Object To investigate the potential immunotherapeutical effects of umbilical cord-derived mesenchymal stem cells(UC-MSC) on patients with idiopathic thrombocytopenic purpura(ITP),an autoimmune disease characterized by autoantibody-mediated destruction of the platelets by macrophages in the reticuloendothelial system.Methods Different doses of UC-MSC were cocultured in vitro with splenocytes isolated from eight cases of ITP patients and three cases of hereditary spherocytosis(HS) patients who experienced splenectomy. After a short term culture,the level of IgG antiplatelet antibody(PAIgG) in supernatants was determined by a competitive micro-enzyme-linked immunosorbent assay(ELISA) method.The proliferation of platelet-reactive CD4~+ T lymphocytes was also measured with Brdu incorporation ELISA method after coculture with UC-MSCs for 7 days. In the T subsets experiment,peripheral blood mononuclear cells(PBMCs) were isolated from another 12 chronic ITP patients and 8 healthy donors. After cocultured with UC-MSCs(at the ratio of 1UC-MSC:10 PBMCs) for 3-4 days in vitro,PBMCs were harvested and activated by the combination of PMA,ionomycin and BFA.The ratio of Th1/Th2 was studied by analysis of intracellular cytokines with flow cytometry.
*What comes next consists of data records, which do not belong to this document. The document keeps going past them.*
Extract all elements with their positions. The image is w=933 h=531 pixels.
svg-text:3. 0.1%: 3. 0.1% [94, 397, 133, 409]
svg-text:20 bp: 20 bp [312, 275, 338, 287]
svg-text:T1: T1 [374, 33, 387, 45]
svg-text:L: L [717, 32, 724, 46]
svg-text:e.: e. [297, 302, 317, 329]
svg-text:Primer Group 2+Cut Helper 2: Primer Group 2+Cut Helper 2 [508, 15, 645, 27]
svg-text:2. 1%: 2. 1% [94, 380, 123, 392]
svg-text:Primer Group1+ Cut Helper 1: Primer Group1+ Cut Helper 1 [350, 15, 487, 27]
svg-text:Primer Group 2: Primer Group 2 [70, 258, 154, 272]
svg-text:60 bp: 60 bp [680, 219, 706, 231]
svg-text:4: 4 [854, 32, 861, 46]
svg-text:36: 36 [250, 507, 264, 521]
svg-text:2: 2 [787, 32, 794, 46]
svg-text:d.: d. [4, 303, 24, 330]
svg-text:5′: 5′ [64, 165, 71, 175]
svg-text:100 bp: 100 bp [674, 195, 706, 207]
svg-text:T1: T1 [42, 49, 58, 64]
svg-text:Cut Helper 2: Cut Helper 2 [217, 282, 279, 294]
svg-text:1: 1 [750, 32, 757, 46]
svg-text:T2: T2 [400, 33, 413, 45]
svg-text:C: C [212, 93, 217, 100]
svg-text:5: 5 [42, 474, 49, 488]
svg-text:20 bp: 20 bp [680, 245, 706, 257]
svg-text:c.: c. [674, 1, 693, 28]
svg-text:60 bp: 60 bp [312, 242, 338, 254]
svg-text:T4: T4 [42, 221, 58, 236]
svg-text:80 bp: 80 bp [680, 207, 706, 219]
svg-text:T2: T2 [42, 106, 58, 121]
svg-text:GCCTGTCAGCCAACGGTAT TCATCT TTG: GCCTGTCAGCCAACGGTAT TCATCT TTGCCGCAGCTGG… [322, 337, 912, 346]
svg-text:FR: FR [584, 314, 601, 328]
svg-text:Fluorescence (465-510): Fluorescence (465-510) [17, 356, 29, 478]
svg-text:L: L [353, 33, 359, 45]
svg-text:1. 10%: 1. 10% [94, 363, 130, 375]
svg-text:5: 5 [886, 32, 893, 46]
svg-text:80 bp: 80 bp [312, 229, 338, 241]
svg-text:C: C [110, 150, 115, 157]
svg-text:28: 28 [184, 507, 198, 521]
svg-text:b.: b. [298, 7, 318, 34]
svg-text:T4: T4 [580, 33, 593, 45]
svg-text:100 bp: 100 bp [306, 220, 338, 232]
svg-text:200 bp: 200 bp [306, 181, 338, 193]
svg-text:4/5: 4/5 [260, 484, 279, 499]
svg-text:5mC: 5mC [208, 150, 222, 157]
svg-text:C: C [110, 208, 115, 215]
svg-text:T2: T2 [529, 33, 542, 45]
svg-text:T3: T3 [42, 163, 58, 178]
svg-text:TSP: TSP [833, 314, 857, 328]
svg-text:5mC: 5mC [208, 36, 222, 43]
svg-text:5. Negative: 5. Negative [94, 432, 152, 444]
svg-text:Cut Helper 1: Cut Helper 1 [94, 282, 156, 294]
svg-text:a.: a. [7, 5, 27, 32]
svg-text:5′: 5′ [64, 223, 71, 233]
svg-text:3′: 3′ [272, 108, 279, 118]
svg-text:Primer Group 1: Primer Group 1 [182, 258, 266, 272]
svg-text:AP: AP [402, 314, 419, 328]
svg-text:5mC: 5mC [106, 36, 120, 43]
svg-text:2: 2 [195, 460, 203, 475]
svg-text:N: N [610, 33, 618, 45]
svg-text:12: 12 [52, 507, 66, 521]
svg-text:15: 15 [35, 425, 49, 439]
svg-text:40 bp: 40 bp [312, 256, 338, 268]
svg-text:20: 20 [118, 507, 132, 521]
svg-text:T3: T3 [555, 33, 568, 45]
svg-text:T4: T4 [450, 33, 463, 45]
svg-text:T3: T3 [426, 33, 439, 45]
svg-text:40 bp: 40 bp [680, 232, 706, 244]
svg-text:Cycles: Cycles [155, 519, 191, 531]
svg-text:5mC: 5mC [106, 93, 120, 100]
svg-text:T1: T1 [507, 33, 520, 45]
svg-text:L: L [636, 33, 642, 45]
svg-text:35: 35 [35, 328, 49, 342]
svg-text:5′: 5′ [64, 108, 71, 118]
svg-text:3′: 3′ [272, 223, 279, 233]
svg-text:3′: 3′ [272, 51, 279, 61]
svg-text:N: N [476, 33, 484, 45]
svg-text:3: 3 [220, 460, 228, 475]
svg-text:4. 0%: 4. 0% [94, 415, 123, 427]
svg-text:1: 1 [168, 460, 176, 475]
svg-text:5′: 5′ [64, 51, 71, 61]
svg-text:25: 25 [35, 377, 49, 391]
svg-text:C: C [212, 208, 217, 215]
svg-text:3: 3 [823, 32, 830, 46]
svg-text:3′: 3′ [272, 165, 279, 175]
Results UC-MSC could significantly promote the spontaneous secretion of PAIgG by splenocytes from all ITP patients.In the platelet-inducing condition,UC-MSC inhibited the production of PAIgG in splenocytes of ITP patients at a low ratio of 1 UC-MSC to 100 splenocytes,while promoted at 1:10.In contrast,UC-MSC slightly stimulated spontaneous secretion of PAIgG from splenocytes of HS patients.Platelet-induced PAIgG production was enhanced in only one HS sample.In addition,UC-MSC exerted a definitely suppressive effect on the proliferation of platelet-reactive T helper cells in a dose-dependent manner.However,UC-MSCs failed to obviously change the polarization of T cell subsets isolated from PBMCs of ITP patients and healthy donors.Conclusion UC-MSC can regulate IgG antiplatelet antibodies secretion by splenocytes of ITP patients in vitro,and further study about exact modulation mechanism and prospect for clinical application is expected.